ITALIA – Il dibattito sull’ergastolo ostativo, incredibilmente attuale, è senza dubbio molto complesso da seguire e comprendere a pieno. Per avere un quadro generale di ciò che sta accadendo, è intervenuta ai nostri microfoni l’avvocato catanese Elena Cassella, con l’obiettivo di fare il punto della situazione e spiegare come si è evoluta la questione, facendo riferimento anche agli aggiornamenti più recenti.
Le pronunce della Corte Costituzionale
Partendo dalle premesse ampiamente spiegate da Elena Cassella nella precedente intervista, la Corte costituzionale si è pronunciata a più riprese sulla disciplina dell’ergastolo ostativo.

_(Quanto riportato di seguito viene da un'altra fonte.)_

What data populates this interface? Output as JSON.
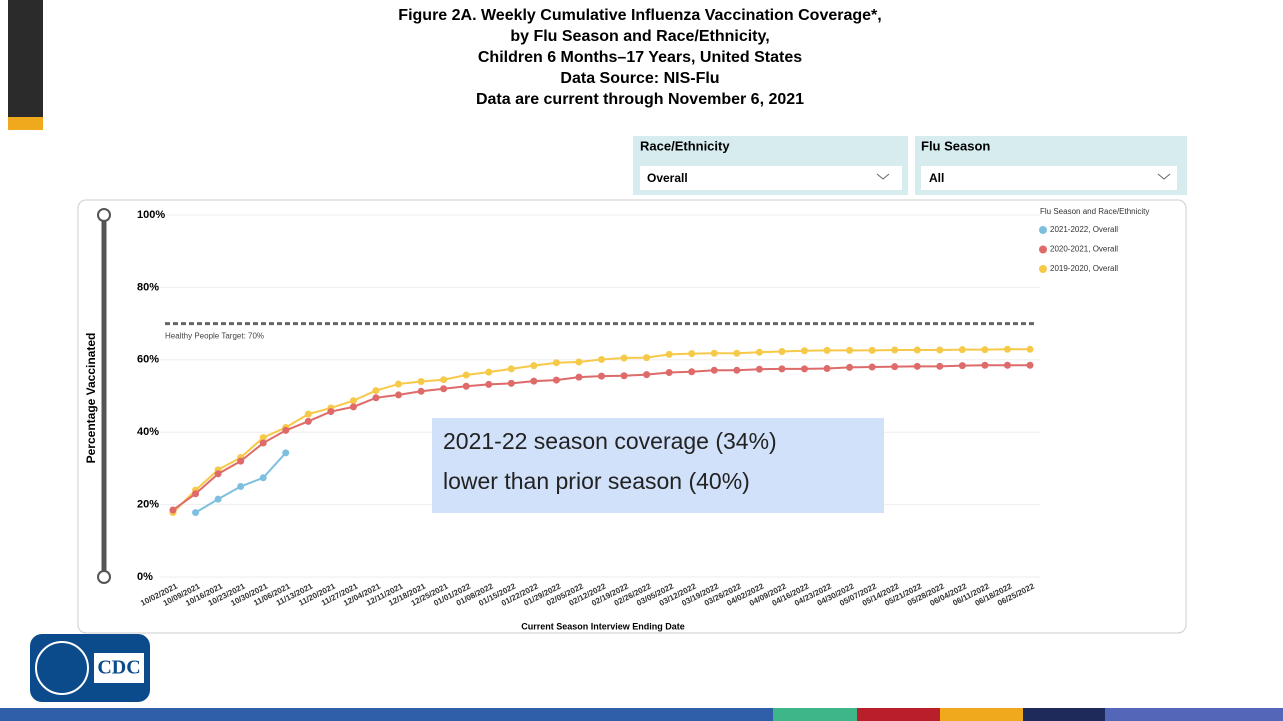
{
  "chart_data": {
    "type": "line",
    "title": [
      "Figure 2A. Weekly Cumulative Influenza Vaccination Coverage*,",
      "by Flu Season and Race/Ethnicity,",
      "Children 6 Months–17 Years, United States",
      "Data Source: NIS-Flu",
      "Data are current through November 6, 2021"
    ],
    "x_label": "Current Season Interview Ending Date",
    "y_label": "Percentage Vaccinated",
    "legend_title": "Flu Season and Race/Ethnicity",
    "legend": "top-right",
    "grid": true,
    "categories": [
      "10/02/2021",
      "10/09/2021",
      "10/16/2021",
      "10/23/2021",
      "10/30/2021",
      "11/06/2021",
      "11/13/2021",
      "11/20/2021",
      "11/27/2021",
      "12/04/2021",
      "12/11/2021",
      "12/18/2021",
      "12/25/2021",
      "01/01/2022",
      "01/08/2022",
      "01/15/2022",
      "01/22/2022",
      "01/29/2022",
      "02/05/2022",
      "02/12/2022",
      "02/19/2022",
      "02/26/2022",
      "03/05/2022",
      "03/12/2022",
      "03/19/2022",
      "03/26/2022",
      "04/02/2022",
      "04/09/2022",
      "04/16/2022",
      "04/23/2022",
      "04/30/2022",
      "05/07/2022",
      "05/14/2022",
      "05/21/2022",
      "05/28/2022",
      "06/04/2022",
      "06/11/2022",
      "06/18/2022",
      "06/25/2022"
    ],
    "series": [
      {
        "name": "2021-2022, Overall",
        "color": "#7ebfe0",
        "values": [
          null,
          17.8,
          21.5,
          25,
          27.4,
          34.3,
          null,
          null,
          null,
          null,
          null,
          null,
          null,
          null,
          null,
          null,
          null,
          null,
          null,
          null,
          null,
          null,
          null,
          null,
          null,
          null,
          null,
          null,
          null,
          null,
          null,
          null,
          null,
          null,
          null,
          null,
          null,
          null,
          null
        ]
      },
      {
        "name": "2020-2021, Overall",
        "color": "#de6a6a",
        "values": [
          18.5,
          23,
          28.5,
          32,
          37,
          40.5,
          43,
          45.7,
          47,
          49.5,
          50.3,
          51.3,
          52,
          52.7,
          53.2,
          53.5,
          54.1,
          54.4,
          55.2,
          55.5,
          55.6,
          55.9,
          56.5,
          56.7,
          57.1,
          57.1,
          57.4,
          57.5,
          57.5,
          57.6,
          57.9,
          58,
          58.1,
          58.2,
          58.2,
          58.4,
          58.5,
          58.5,
          58.5
        ]
      },
      {
        "name": "2019-2020, Overall",
        "color": "#f7c948",
        "values": [
          17.8,
          24,
          29.6,
          33,
          38.5,
          41.3,
          45,
          46.7,
          48.7,
          51.5,
          53.3,
          54,
          54.5,
          55.8,
          56.6,
          57.5,
          58.4,
          59.2,
          59.4,
          60.1,
          60.5,
          60.6,
          61.5,
          61.7,
          61.8,
          61.8,
          62.1,
          62.3,
          62.5,
          62.6,
          62.6,
          62.6,
          62.7,
          62.7,
          62.7,
          62.8,
          62.8,
          62.9,
          62.9
        ]
      }
    ],
    "ylim": [
      0,
      100
    ],
    "yticks": [
      {
        "value": 0,
        "label": "0%"
      },
      {
        "value": 20,
        "label": "20%"
      },
      {
        "value": 40,
        "label": "40%"
      },
      {
        "value": 60,
        "label": "60%"
      },
      {
        "value": 80,
        "label": "80%"
      },
      {
        "value": 100,
        "label": "100%"
      }
    ],
    "target": {
      "value": 70,
      "label": "Healthy People Target: 70%"
    }
  },
  "filters": [
    {
      "label": "Race/Ethnicity",
      "value": "Overall"
    },
    {
      "label": "Flu Season",
      "value": "All"
    }
  ],
  "annotation": [
    "2021-22 season coverage (34%)",
    "lower than prior season (40%)"
  ],
  "logo": "CDC"
}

“Con la pronuncia n. 253/2019 – ha affermato l’avvocato Cassella – la Corte ha dichiarato l’illegittimità dell’art. 4-bis, comma 1, ord. pen., nella parte in cui non prevede che possano essere concessi permessi premio anche in assenza di collaborazione con la giustizia a norma dell’art. 58-ter ord. pen., allorché siano stati acquisiti elementi tali da escludere, sia l’attualità di collegamenti con la criminalità organizzata, sia il pericolo del ripristino di tali collegamenti“.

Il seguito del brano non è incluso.